Cloud has undoubtedly opened up new and improved ways to do business. According to the blog of Forrester analyst, James Staten, growth and maturity over the past three years has cemented cloud services and cloud platforms as an essential part of the IT landscape.
With public cloud predicted to grow to $191 billion in just six years, and private cloud, according to IDC, expected to see a compound annual growth rate of more than 50 per cent from 2012 to 2016, we are now seeing a shift in purchasing sentiment from the exploring to the rationalising phase of how cloud services can fit within a businesses’ overall IT portfolio.
With such fervour around such virtualised environments, it is no surprise that IT leaders such as IBM are making that transition to software and cloud, despite this year celebrating the 50th anniversary of its mainframe. This behaviour represents the seismic shift the IT world is gradually recognising. A big challenge is to ensure the move does not leave enterprises without the option of running their applications in a reliable and available environment, particularly as organisations are demanding that applications need to be `always on’ and accessible.
Aberdeen Group’s 2013 study,`Downtime and Data Loss: How much Can You Afford?’,found that the average cost of downtime per hour was almost £100,000. Fear of an outage and the subsequent financial and reputational damage downtime has is holding many organisations back in experiencing the agility and flexibility that comes with the cloud. This, combined with the media reports that come when a high profile company experiences an outage, rightly demonstrates that downtime is not an option. Think Apple or RBS.
The fact is, organisations can no longer depend on traditional hardware or software techniques in this new cloud landscape. If a business consolidates five servers to one, that one server can then become mission critical. To move legacy applications written for traditional IT environments to the cloud typically involves rewriting them so that availability is built into the application itself.
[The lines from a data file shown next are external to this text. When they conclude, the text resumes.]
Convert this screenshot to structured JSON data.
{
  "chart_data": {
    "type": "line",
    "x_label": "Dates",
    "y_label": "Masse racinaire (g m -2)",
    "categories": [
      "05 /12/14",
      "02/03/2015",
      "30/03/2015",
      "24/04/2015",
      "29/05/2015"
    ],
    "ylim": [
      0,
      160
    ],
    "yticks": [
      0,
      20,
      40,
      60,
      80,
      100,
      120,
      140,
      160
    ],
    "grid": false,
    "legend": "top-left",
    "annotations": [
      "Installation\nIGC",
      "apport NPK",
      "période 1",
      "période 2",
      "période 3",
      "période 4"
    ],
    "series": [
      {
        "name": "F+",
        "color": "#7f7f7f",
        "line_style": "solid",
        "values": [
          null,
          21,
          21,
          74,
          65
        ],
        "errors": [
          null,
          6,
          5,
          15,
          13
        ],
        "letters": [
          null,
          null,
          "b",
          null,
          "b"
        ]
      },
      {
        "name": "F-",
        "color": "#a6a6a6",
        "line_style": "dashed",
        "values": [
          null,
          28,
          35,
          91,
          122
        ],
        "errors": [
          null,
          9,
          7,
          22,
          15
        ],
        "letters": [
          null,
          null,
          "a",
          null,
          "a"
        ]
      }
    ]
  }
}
This can be a costly exercise and as such organisations have veered away from doing so. Consequently, they are choosing to either forgo availability all together or they are leaving their applications where they are and forgoing the advantages of running them in a cloud.
This trade-off should not be required. In fact organisations should be able to run an environment that supports all of their applications, even those that require different levels of availability.
It is because of the availability concern that organisations need to go beyond the question – “how can cloud services fit within my overall IT portfolio?” – and rather ask “how can cloud services fit within my overall IT portfolio and ensure that they remain always-on?”
Software defined availability (SDA) is the next generation of availability that uses the elastic nature of the cloud to ensure organisations meet the demand for an always on environment now, and in the future. It does this by dynamically moving applications to the appropriate environment depending on the level of availability required.These applications have traditionally been built with availability at the hardware layer and as such have relied on recovery techniques including running on fault tolerant servers or via clustering.
With SDA, downtime prevention and recovery decisions about availability are moved out of the hardware into a software layer that matches applications to the right infrastructure for the right level of availability.
So, what are the benefits of SDA? Firstly, while the industry seeks to find a solution to build cloud-ready applications easily, let alone highly available cloud applications, SDA allows organisations to do this now, by allocating the right level of availability at the right time on a per workload basis. With this approach organisations can run their cloud much more efficiently without overpaying for availability when they don’t need it. But still have it when it is required.
Secondly, incorporating an SDA layer when building cloud infrastructures, or moving legacy applications to the cloud, will enable enterprises and solution providers to dynamically move applications between availability levels in a single cloud environment based on whether they are business critical, important, or general purpose.
It can also build this flexibility into one holistic environment by changing the levels of availability based on the needs of specific applications during a given period. Organisations have the assurance that their applications will remain up and running during critical periods and can automatically move them to less costly availability levels afterwards, without the need to rewrite them.
Above all, SDA enables companies to run more efficiently and negates the need to pay for availability when it is not required. When applied to the cloud and services built in an OpenStack environment, SDA results in a more reliable, efficient cloud infrastructure, and one that enterprises and solution providers can embrace fully without hesitation. A model that can reduce complexity, and the level of IT skill required, is an attractive proposition and worth implementing.
There are a lot of things that have changed with the move to the cloud. Using the same availability techniques that have been used for the past 50 years doesn’t make sense when everything else is changing. Creating an SDA solution specifically for cloud will bring availability techniques up to date to deal more effectively with how our world is changing, and will equip organisations to operate more effectively now and in the future.